The people behind the code BEH3D are architect Astrid Bornheim and artist Folke Hanfeld. By use of architectural reliefs, stereoscopic photography and graphics they examine the interaction between two- and three-dimensional representations of space and the polyperspective realities in spatial settings. The thus resulting patterns, ornaments and coding allow surprising insights into the depth of surface – and thereby into new space of thinking and perceiving. Especially the stereoscopic photographs made for Eternit since 2005 in Heidelberg, Munich and Berlin invite the visitors to interact. Looked at through 3D glasses the two-dimensional reality of the exhibit turns into an illusion of a three-dimensional extension of space.

Berlin architect Astrid Bornheim sees her office as a laboratory for architecture with a narrative quality of space. Her primary focus is on museums, exhibition architecture and interdisciplinary art projects. Folke Hanfeld studied painting at the University of the Arts in Berlin. His main working tools at the moment are graphics, photography and architectural installation. The initial point of their cooperation was the architectural redesign of the Eternit headquarters in Heidelberg. This is where the material Eternit itself became the object of research for architectural and artistic interpretation.

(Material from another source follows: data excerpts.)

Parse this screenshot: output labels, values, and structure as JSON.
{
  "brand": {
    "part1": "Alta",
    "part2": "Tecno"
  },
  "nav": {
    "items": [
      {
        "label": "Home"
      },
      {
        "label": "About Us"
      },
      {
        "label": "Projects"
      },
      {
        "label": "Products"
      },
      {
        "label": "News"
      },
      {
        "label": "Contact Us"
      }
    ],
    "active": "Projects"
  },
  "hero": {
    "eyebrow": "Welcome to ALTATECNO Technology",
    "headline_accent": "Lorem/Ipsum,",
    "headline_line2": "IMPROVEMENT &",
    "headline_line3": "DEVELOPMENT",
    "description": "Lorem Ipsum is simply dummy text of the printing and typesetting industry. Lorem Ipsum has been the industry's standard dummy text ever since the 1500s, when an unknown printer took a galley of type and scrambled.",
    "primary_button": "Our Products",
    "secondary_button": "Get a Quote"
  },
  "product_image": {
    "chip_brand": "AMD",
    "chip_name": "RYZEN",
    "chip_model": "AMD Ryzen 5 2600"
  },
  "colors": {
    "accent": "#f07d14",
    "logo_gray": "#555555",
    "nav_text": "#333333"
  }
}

Hanfeld made large-size stereoscopic photographies that became an integral part of Bornheim’s architecture. The interdisciplinary cooperation of the Werkbund members Bornheim, Hanfeld and Eternit documents the currentness of those early ideas of Deutscher Werkbund, an association of artists, architects, designers, and industrialists. All three of them work on an artistic approach to communicating beyond the narrow limits of their respective genre, in which the overcoming of dimensions becomes the central focus of their work.